Caption: contents table
  Risk to Children
  Action to Safeguard


  1. Where a parent has a learning disability it is important not to generalise or make assumptions about their parental capacity. Learning disabled parents may need support to develop the understanding, resources, skills and experience to meet the needs of their children. Such support is particularly needed where they experience additional stressors such as having a disabled child, domestic abuse, poor physical and mental health, substance misuse, social isolation, poor housing, poverty and a history of growing up in care. It is these additional stressors, when combined with a learning disability, that are most likely to lead to concerns about the care a child or children may receive.

Risk to Children

  1. Children of parents with Learning Difficulties and Disabilities are at increased risk from inherited learning disability and are more vulnerable to psychiatric disorders and behavioural problems. From an early age, children may assume the responsibility of looking after their parent, and in many cases other siblings, one or more of whom may be learning disabled.

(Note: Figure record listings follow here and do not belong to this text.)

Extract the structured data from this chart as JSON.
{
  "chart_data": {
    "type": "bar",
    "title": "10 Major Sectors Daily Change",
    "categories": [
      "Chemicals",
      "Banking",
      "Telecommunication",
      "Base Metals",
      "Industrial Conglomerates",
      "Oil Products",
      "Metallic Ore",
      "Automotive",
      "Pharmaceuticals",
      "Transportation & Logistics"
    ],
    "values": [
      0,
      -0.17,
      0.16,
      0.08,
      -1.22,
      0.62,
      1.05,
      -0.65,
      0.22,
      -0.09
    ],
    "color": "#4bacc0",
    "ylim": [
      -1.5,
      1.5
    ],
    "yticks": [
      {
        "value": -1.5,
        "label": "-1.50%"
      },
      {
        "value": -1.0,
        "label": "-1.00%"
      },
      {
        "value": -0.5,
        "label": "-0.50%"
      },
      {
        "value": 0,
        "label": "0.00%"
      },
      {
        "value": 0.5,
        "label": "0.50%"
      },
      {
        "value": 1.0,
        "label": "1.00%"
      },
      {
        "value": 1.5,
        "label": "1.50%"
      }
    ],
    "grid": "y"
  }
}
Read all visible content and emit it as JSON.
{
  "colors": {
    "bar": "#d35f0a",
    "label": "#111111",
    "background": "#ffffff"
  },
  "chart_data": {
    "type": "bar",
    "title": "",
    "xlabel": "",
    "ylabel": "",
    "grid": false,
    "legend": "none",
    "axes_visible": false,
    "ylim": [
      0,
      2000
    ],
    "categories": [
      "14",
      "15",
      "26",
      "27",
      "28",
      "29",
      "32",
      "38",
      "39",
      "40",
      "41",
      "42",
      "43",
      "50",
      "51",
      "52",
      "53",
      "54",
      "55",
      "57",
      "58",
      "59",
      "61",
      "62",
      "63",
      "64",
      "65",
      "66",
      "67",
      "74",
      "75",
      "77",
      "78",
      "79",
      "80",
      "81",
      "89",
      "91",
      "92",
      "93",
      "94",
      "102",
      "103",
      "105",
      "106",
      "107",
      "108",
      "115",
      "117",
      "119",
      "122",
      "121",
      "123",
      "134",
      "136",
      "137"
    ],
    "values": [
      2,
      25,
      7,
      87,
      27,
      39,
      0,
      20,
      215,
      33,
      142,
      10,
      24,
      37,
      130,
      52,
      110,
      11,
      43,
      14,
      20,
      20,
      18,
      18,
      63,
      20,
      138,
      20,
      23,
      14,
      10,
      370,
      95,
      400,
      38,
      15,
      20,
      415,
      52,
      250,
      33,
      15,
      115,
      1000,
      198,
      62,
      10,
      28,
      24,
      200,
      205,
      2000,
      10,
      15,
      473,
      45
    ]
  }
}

Unless parents with Learning Difficulties and Disabilities are comprehensively supported - e.g. by a capable non-abusive relative, such as their own parent or partner - their children's health and development may be impaired. A further risk of harm to children arises because mothers with Learning Difficulties and Disabilities may be attractive targets for men who wish to gain access to children for the purpose of sexually abusing them.

Action to Safeguard

  1. If any worker has concerns about a child whose parents have Learning Difficulties and Disabilities, A CAF should always be undertaken and consideration given to making a referral to Children's Social Care where appropriate. Where a child is considered to be at risk of Significant Harm, a referral must be made using the Making a Referral to Children's Social Care Procedure.
  2. A comparative study of children and families with learning disabled parents referred to Children's Social Care showed twice as many children had severe developmental needs, and five times as many had parents who were experiencing severe difficulties in meeting their children's needs. The research found that parents with Learning Difficulties and Disabilities are more likely to need long-term support.
  3. A comparative study of methods of supporting parents with Learning Difficulties and Disabilities found that group education, combined with home-based support, increases parenting capacity. In some areas, services provide accessible information, advocacy, peer support, multi-agency and multi-disciplinary assessments, and on-going home-based and other support. This 'parenting with support' appears to yield good results for both parents and children.
  4. A specialist assessment is often needed and is recommended. Where specialist assessments have not been carried out and/or learning disability support services have not been involved, evidence from inspections has shown that crucial decisions could be made on inadequate information.
  5. Adult learning disability services, particularly community nurses, can provide valuable input to core assessments, and there are also validated assessment tools available.
  6. Where pre-birth involvement is a result of the mother’s learning difficulties causing uncertainty as to her ability to meet the needs of the child once born, the Court of Appeal in D (A Child) [2021] EWCA Civ 787 stressed the importance of effective planning during the pregnancy for the baby’s arrival, and of taking adequate steps to ensure that the mother understands what is happening and is able to present her case.